The gist of The Undoing Project, the latest book from Michael Lewis (Liar’s Poker, The Big Short) is that people don’t think the way they think they think. Instead, they create narratives — stories which make sense of the evidence before them. Except that, quite often, trying to make sense of things gets them wrong.

The reaction to last month’s triggering of Article 50 may have been an example of the theories developed by the Israeli psychologists who are the subject of the book.

This was a ready-made narrative, complete with diplomat in Savile Row suit, letter in briefcase, flags and an interview inside 10 Downing Street.

Suddenly, everyone was scared, despite the fact that there was nothing much we did not already know. Indeed, anything which was new tended to be cheering.

That, however, was not enough to compensate for the shock of the sight of the UK handing in its dinner pail.

Whether by accident or design, consultants PwC and employers’ group Ibec picked the right day to warn of what was coming and advise us to be prepared.

There are some, in business and elsewhere, who worry about too much doomsaying. Ireland has been through several wrenching changes — too many, alas, of its own making, but not all.

Those which were not self-inflicted wounds included free trade with Britain, membership of the EU and the creation of the single market which got rid of the border so far as commerce was concerned.

All of them had unpleasant consequences — mostly for manufacturing, although even in traded services, nearly all the local players ended up as part of international conglomerates.
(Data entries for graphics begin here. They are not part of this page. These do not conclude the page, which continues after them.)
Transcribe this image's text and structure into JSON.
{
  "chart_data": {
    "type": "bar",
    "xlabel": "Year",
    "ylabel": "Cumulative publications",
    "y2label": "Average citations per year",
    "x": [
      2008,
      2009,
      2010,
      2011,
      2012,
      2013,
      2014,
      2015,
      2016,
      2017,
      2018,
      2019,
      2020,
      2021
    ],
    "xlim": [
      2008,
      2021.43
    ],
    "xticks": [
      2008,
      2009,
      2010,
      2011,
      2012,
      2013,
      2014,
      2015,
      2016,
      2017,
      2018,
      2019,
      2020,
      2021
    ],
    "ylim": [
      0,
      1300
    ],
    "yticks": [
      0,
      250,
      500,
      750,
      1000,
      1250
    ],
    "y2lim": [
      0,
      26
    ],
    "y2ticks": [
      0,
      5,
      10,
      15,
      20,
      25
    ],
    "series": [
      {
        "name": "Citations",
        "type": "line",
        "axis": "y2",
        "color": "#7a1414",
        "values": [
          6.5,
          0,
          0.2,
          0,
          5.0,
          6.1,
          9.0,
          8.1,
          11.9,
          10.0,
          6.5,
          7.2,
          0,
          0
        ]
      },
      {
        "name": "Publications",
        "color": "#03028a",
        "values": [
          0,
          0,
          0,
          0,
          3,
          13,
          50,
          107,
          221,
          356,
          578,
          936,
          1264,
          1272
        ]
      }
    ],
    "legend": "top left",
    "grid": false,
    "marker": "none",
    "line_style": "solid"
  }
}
Yet, as we know, the country adapted and prospered mightily over those decades.

The major interruptions to that prosperity were almost entirely of our own making.

There is a danger, in all the transfrontier angst, that we forget the importance of what we get up to at home, something likely to be even more important as Brexit takes its unpredictable course.

There will be little point in companies going through radical readjustments if they are undermined by one of the periodic domestic crises.

It is not just business which will have to change.

Government, and the political process, has some serious thinking to do.